Desde o início dos anos 80 vimos firmarem-se no Brasil abordagens terapêuticas
freqüentemente denominadas "terapias corporais": Rolfing, RPG, Feldenkrais,
Eutonia, Ginásticas Holística, Osteopatia,Coordenação Motora, Cadeias GDS, Halliwick
...
Entre nós, a expressão "terapia manual" surgiu com Marcel Bienfait. Ele diz
não ter sido o primeiro a utilizá-la, mas adotou-a porque define bem seu trabalho
pessoal, constituído de manobras derivadas da Osteopatia para a normalização das
relações entre as superfícies articulares e"posturas" derivadas do trabalho
de F. Mezières para o tratamento da musculatura estática.

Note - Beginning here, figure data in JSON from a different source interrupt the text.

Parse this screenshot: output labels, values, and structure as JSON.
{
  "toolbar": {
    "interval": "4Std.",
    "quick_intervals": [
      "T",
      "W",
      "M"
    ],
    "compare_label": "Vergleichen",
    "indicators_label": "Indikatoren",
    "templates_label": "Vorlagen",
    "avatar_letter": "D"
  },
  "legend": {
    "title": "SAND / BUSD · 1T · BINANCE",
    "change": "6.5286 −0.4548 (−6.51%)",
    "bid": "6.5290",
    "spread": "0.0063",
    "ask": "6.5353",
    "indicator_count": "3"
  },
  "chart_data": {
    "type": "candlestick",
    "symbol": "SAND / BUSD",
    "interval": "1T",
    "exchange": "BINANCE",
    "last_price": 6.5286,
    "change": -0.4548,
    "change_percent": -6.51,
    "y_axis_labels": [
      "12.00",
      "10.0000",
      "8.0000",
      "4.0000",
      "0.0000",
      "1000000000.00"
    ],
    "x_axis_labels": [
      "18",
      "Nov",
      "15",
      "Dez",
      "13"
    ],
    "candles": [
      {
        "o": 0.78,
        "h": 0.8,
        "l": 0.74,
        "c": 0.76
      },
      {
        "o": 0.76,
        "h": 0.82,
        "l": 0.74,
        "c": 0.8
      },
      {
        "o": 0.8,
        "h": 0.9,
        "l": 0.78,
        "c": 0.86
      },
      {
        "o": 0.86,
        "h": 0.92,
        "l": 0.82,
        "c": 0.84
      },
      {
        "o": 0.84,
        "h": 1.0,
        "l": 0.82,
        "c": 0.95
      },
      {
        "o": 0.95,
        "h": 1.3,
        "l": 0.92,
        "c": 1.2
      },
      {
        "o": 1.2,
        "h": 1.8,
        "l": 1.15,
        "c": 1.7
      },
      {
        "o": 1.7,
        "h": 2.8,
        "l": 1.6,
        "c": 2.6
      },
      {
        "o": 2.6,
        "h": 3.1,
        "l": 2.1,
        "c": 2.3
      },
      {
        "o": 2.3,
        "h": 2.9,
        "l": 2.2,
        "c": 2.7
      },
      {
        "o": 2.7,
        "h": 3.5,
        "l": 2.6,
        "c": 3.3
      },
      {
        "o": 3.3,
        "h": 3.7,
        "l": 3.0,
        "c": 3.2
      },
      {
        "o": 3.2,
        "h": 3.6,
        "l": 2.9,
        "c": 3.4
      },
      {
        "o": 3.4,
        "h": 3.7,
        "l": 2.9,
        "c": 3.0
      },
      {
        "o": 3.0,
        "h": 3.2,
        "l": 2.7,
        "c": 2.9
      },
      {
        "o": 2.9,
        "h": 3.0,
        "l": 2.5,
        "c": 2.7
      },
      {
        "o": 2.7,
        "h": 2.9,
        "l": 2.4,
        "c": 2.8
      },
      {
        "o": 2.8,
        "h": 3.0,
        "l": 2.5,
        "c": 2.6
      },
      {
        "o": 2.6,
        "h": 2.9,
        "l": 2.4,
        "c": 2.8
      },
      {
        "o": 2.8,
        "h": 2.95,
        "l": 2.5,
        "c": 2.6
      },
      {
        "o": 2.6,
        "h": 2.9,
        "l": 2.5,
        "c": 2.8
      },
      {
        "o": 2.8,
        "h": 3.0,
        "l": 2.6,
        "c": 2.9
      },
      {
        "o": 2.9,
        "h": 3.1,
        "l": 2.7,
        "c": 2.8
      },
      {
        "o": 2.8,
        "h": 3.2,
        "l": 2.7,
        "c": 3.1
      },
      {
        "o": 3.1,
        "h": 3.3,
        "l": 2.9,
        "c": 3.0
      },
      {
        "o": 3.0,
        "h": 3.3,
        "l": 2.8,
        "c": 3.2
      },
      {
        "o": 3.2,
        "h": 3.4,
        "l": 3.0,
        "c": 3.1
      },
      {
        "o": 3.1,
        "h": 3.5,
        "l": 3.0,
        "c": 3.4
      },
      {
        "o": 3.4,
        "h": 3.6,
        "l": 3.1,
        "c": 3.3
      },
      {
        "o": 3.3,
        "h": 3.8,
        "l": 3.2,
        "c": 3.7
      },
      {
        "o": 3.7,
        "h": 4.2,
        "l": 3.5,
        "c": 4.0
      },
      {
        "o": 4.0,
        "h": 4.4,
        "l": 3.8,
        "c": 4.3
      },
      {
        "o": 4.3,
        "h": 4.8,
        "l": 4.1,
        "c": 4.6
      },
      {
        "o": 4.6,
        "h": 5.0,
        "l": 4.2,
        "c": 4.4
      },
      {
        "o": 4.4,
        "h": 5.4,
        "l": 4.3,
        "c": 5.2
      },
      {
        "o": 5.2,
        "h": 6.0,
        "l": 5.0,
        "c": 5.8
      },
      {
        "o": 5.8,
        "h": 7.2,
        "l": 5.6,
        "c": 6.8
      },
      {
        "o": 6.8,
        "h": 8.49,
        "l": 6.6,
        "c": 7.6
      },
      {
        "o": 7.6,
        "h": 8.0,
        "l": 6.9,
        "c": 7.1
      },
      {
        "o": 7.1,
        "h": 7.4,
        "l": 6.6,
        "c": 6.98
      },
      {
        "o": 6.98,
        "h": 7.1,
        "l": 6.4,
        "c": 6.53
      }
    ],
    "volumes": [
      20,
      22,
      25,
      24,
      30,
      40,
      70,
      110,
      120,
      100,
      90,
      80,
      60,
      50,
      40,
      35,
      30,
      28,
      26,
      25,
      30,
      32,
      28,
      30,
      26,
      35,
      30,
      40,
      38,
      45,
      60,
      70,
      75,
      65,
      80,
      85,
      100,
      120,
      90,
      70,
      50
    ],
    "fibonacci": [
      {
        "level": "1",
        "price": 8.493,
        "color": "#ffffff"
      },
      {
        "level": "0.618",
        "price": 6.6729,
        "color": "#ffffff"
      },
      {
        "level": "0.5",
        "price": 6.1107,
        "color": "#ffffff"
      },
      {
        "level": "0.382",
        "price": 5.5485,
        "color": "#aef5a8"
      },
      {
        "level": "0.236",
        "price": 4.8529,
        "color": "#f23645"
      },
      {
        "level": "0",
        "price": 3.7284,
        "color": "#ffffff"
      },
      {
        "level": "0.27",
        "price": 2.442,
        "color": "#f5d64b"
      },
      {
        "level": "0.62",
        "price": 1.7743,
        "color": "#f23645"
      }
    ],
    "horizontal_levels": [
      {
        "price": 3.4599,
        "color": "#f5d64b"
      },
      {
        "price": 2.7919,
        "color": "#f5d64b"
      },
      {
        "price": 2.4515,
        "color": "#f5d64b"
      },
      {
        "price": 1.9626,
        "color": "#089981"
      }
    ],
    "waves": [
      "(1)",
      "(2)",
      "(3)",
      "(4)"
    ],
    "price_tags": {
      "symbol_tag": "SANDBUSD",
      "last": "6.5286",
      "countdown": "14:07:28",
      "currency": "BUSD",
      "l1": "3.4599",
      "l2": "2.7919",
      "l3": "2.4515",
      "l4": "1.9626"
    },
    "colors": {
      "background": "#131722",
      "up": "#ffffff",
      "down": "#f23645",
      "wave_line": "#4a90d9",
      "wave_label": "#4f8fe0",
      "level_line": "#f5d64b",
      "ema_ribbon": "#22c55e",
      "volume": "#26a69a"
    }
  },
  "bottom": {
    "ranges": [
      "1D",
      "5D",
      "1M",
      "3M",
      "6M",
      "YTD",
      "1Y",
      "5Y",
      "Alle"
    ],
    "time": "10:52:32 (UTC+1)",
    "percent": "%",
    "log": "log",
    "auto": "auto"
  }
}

Isto reunido forma um amplo campo de ação, no qual o terapeuta conta sobretudo com suas
mãos como instrumento de trabalho. No entanto, todas as outras abordagens aqui citadas
têm esta mesma característica e por isso poderiam ser também denominadas terapias
manuais, por que não?
Além desta razão existe mais uma: a psicoterapia tem abordagens corporais, daí a
expressão "terapia corporal" dar margem a dúvidas: trata-se de uma terapia
corporal psico ou fisioterápica?
Terapia Manual deixa claro: o fisioterapeuta utiliza suas mãos como principal instrumento
para cuidar do paciente.
Terapia Manual e identificação do profissional fisioterapeuta
Quando me formei no início dos anos 70, o Fisioterapeuta trabalhava em serviços
hospitalares ou clínicas em geral conveniadas ou ligadas a consultórios de
reumatologistas ou ortopedistas. os únicos que tinham uma possibilidade de trabalho
autônomo em clínicas multidisciplinares, porém próprias, eram os que dedicavam-se ao
trabalho com pacientes neurológicos.
O método Bobath; introduzido entre nós através de Ely Koegler em 1962 e posteriormente
através de Sonia Gusman, autorizada a formar profissionais no país desde o início dos
anos 70; deu ao fisioterapeuta uma pioneira abordagem em Terapia Manual e, vejam, uma
primeira chance de se impor como profissional autônomo.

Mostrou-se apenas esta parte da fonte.